Damit war für Hawthorn die Ausgangsposition klar. Er musste Zweiter werden, um zwei Punkte dazu zu gewinnen. So wie Moss seine Aufgabe optimal erledigte, machte auch Hawthorn das, was nötig war. Er wurde beim Finale Zweiter. Damit wurde Mike Hawthorn der erste englische und der bis dahin auch jüngste Weltmeister der Geschichte. Hawthorn war am Tag seines Titelgewinns 29 Jahre und 192 Tage alt.
Unser fiktives Abu Dhabi-Finale 2014
Lewis Hamilton übernimmt den Part von WM-Spitzenreiter Mike Hawthorn. Das passt. Auch Hamilton ist Engländer. Auch er führt mit deutlichem Vorsprung. Der Unterschied. Hawthorn fuhr Ferrari. Hamilton sitzt im Mercedes.
Nico Rosberg ist quasi Stirling Moss. Auch da finden sich Parallelen. Moss war der Sohn eines Rennfahrers. Er saß in einem Vanwall, dem ersten Konstrukteurs-Weltmeister der Geschichte. Moss musste neun Punkte gutmachen. Rosberg 17. Fast das doppelte. Aber dafür gibt es ja im Finale auch doppelte Punkte.
Die FIA hatte den GP Marokko nach einem Proberennen 1957 zum ersten Mal in den Kalender aufgenommen. Die 7,618 Kilometer lange Ain Diab-Strecke führte über öffentliche Straßen und glich einem Quadrat mit einer Serie langer Geraden, schneller Schikanen und an den Kanten vier langsameren Kurven. Der Rundenschnitt lag mit 192 km/h für 1958 erstaunlich hoch. Abu Dhabi wird 56 Jahre später kaum schneller sein. Die Pole Position-Zeit im letzten Jahr wurde mit einem Schnitt von 200 km/h gefahren. Der GP Marrokko ging über 53 Runden. Der von Abu Dhabi über 55.
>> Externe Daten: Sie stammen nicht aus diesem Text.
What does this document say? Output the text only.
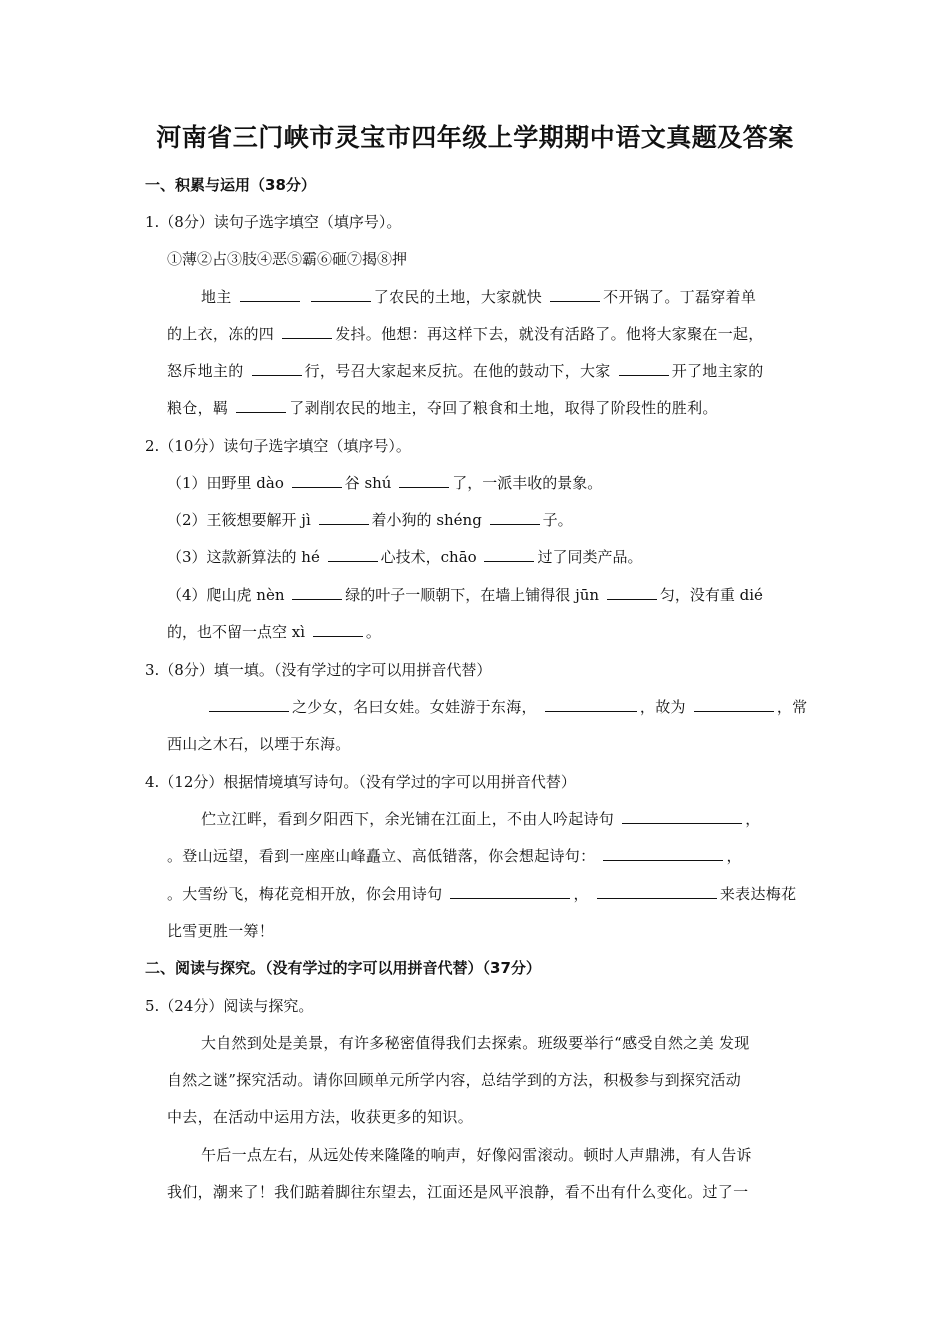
河南省三门峡市灵宝市四年级上学期期中语文真题及答案
一、积累与运用（38分）
1.（8分）读句子选字填空（填序号）。
①薄②占③肢④恶⑤霸⑥砸⑦揭⑧押
地主	了农民的土地，大家就快	不开锅了。丁磊穿着单
的上衣，冻的四	发抖。他想：再这样下去，就没有活路了。他将大家聚在一起，
怒斥地主的	行，号召大家起来反抗。在他的鼓动下，大家	开了地主家的
粮仓，羁	了剥削农民的地主，夺回了粮食和土地，取得了阶段性的胜利。
2.（10分）读句子选字填空（填序号）。
（1）田野里 dào	谷 shú	了，一派丰收的景象。
（2）王筱想要解开 jì	着小狗的 shéng	子。
（3）这款新算法的 hé	心技术，chāo	过了同类产品。
（4）爬山虎 nèn	绿的叶子一顺朝下，在墙上铺得很 jūn	匀，没有重 dié
的，也不留一点空 xì	。
3.（8分）填一填。（没有学过的字可以用拼音代替）
之少女，名曰女娃。女娃游于东海，	，故为	，常
西山之木石，以堙于东海。
4.（12分）根据情境填写诗句。（没有学过的字可以用拼音代替）
伫立江畔，看到夕阳西下，余光铺在江面上，不由人吟起诗句	，
。登山远望，看到一座座山峰矗立、高低错落，你会想起诗句：	，
。大雪纷飞，梅花竞相开放，你会用诗句	，	来表达梅花
比雪更胜一筹！
二、阅读与探究。（没有学过的字可以用拼音代替）（37分）
5.（24分）阅读与探究。
大自然到处是美景，有许多秘密值得我们去探索。班级要举行“感受自然之美 发现
自然之谜”探究活动。请你回顾单元所学内容，总结学到的方法，积极参与到探究活动
中去，在活动中运用方法，收获更多的知识。
午后一点左右，从远处传来隆隆的响声，好像闷雷滚动。顿时人声鼎沸，有人告诉
我们，潮来了！我们踮着脚往东望去，江面还是风平浪静，看不出有什么变化。过了一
Schon im Training sorgten die beiden Titelkandidaten für die Show. Mike Hawthorn knöpfte Stirling Moss die Pole Position mit einem Zehntel Vorsprung ab. Das hieße: Hamilton steht in der Startaufstellung knapp vor Rosberg. Doch der Verfolger geht beim Start in Führung und gibt sie bis ins Ziel nicht mehr ab. Moss darf sich bis zur 39. Runde als Weltmeister fühlen. Denn Hawthorn kämpft mit zwei anderen Fahrern um den zweiten Platz. 1958 waren das die Teamkollegen der beiden WM-Kandidaten. Phil Hill spielte für Hawthorn, Tony Brooks für Moss. Das ist diesmal anders: Die WM-Rivalen sind Teamkollegen. Sie haben im Feld weder spezielle Helfer noch Gegner.
Auf das aktuelle Finale gemünzt könnte man es so drehen: Hamilton muss sich gegen Jenson Button und Sebastian Vettel durchsetzen, um den rettenden zweiten Platz zu schaffen. Button ist sein Landsmann. Vettel fährt wie Rosberg für Deutschland. Wenn sich 1958 wiederholt, fällt Vettel mit einem Motorschaden aus, und Button lässt Hamilton freiwillig vorbei. Der zweite Platz reicht Hamilton zum Titel. Auf die doppelten Punkte umgerechnet würde es nach Abu Dhabi 370: 367 für Hamilton stehen.
Danach sollte sich der neue Champion aber besser nicht mehr an das alte Skript halten. Hawthorn trat nach der Saison 1958 zurück, um sich mehr um die elterliche Autowerkstatt zu kümmern. Der Ruhm währte nicht lang. Am 22. Januar 1959, drei Monate nach seiner Krönung zum Weltmeister, starb Hawthorn bei einem Privatduell auf der Landstraße mit seinem väterlichen Freund Rob Walker in seinem Jaguar-Sportwagen.